The model is optimised with respect to the following hyperparameters: max_depth, subsample, colsample_bytree, tree_num. First, the three hyperparameters, max_depth, subsample, and colsample_bytree, are selected in a 5-times 2-fold CV (i.e., 2 folds are split 5 times with different random shuffling of the data) using out-of-fold data for assessment. After that, with those three hyperparameters now fixed to their optimal values, 10-fold CV is performed in order to generate an ensemble of 10 models optimised to the best number of boosting rounds (or the number of trees) by maximising the evaluation metric on the validation data set (early stopping).
2.7. Metric
The chosen metric to assess the performance of this study is the area under the curve (AUC) [
33]. This metric is calculated from the array of predictions given by the model and the respective array of ground truth obtained from the ultrasound. The predictions for each cycle for each auscultation point are aggregated for the whole patient to lead one probability value per patient, which is then contrasted with the patient label.

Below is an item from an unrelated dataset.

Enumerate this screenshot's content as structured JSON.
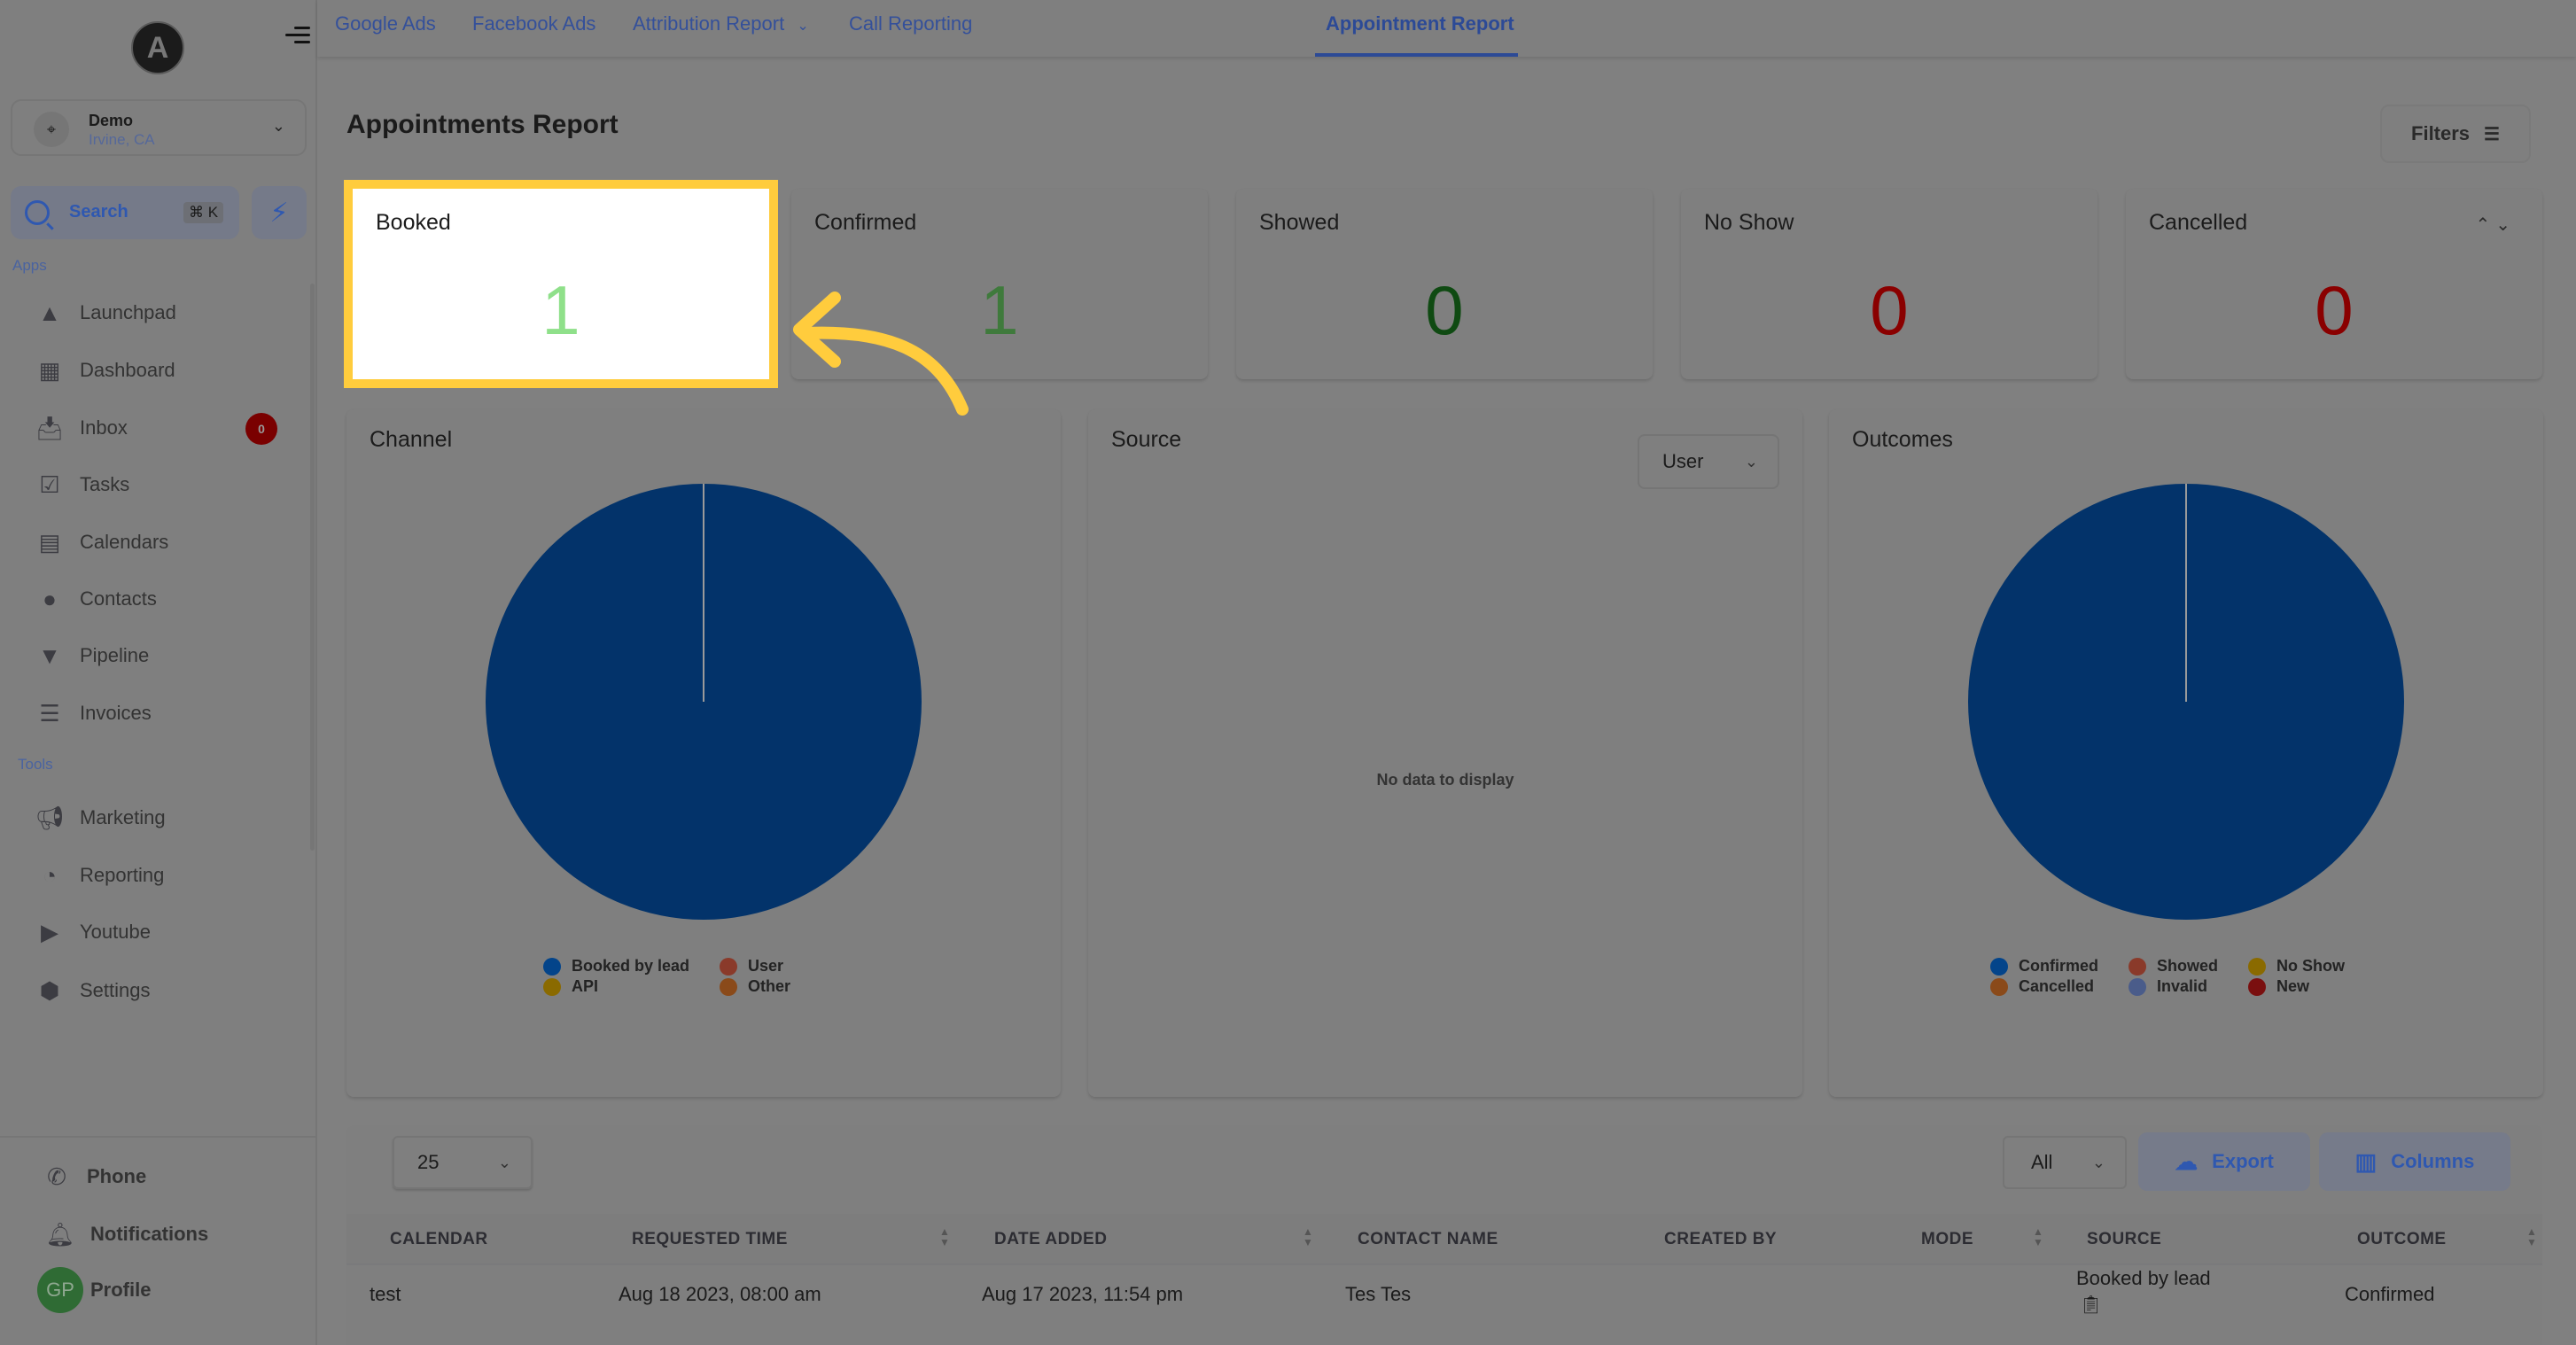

2.8. Design of Experiments
For each patient, the physiological information comes for each cycle for each auscultation point. Each patient can be represented as a sequence of feature vectors. The ground truth is available for each patient but not for each feature vector. The information combinations at feature and decision levels are experimented to check the model accuracy for the chosen aggregation methodology.

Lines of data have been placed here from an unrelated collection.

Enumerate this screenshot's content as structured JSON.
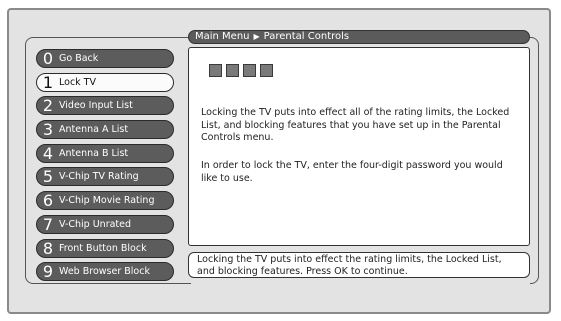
{
  "breadcrumb": {
    "parent": "Main Menu",
    "separator": "▶",
    "current": "Parental Controls"
  },
  "menu": {
    "items": [
      {
        "num": "0",
        "label": "Go Back"
      },
      {
        "num": "1",
        "label": "Lock TV"
      },
      {
        "num": "2",
        "label": "Video Input List"
      },
      {
        "num": "3",
        "label": "Antenna A List"
      },
      {
        "num": "4",
        "label": "Antenna B List"
      },
      {
        "num": "5",
        "label": "V-Chip TV Rating"
      },
      {
        "num": "6",
        "label": "V-Chip Movie Rating"
      },
      {
        "num": "7",
        "label": "V-Chip Unrated"
      },
      {
        "num": "8",
        "label": "Front Button Block"
      },
      {
        "num": "9",
        "label": "Web Browser Block"
      }
    ],
    "selected_index": 1
  },
  "content": {
    "password_boxes": 4,
    "paragraph1": "Locking the TV puts into effect all of the rating limits, the Locked List, and blocking features that you have set up in the Parental Controls menu.",
    "paragraph2": "In order to lock the TV, enter the four-digit password you would like to use."
  },
  "footer": {
    "text": "Locking the TV puts into effect the rating limits, the Locked List, and blocking features. Press OK to continue."
  },
  "colors": {
    "panel": "#e3e3e3",
    "menu_item": "#5c5c5c",
    "menu_item_selected": "#fbfbfb",
    "title_bar": "#5b5b5b"
  }
}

At the feature level, the aim is to condense the information from all cycles into a single feature vector before the model. Two approaches are explored based on how the information given by the auscultation points is used. In the first approach, all cycle information is averaged separately per each auscultation point, condensing the patient’s information into just five feature vectors (one per each auscultation point). These five feature vectors are then concatenated into a single feature vector per patient. This first approach assumes that, if present, the audible signatures manifest in each cycle, but some auscultation points can be more important than others. In the second approach, the feature vectors are averaged across all the cycles and all the auscultation points. This approach considers that all patient’s cycles contain similar information, even across different auscultation points.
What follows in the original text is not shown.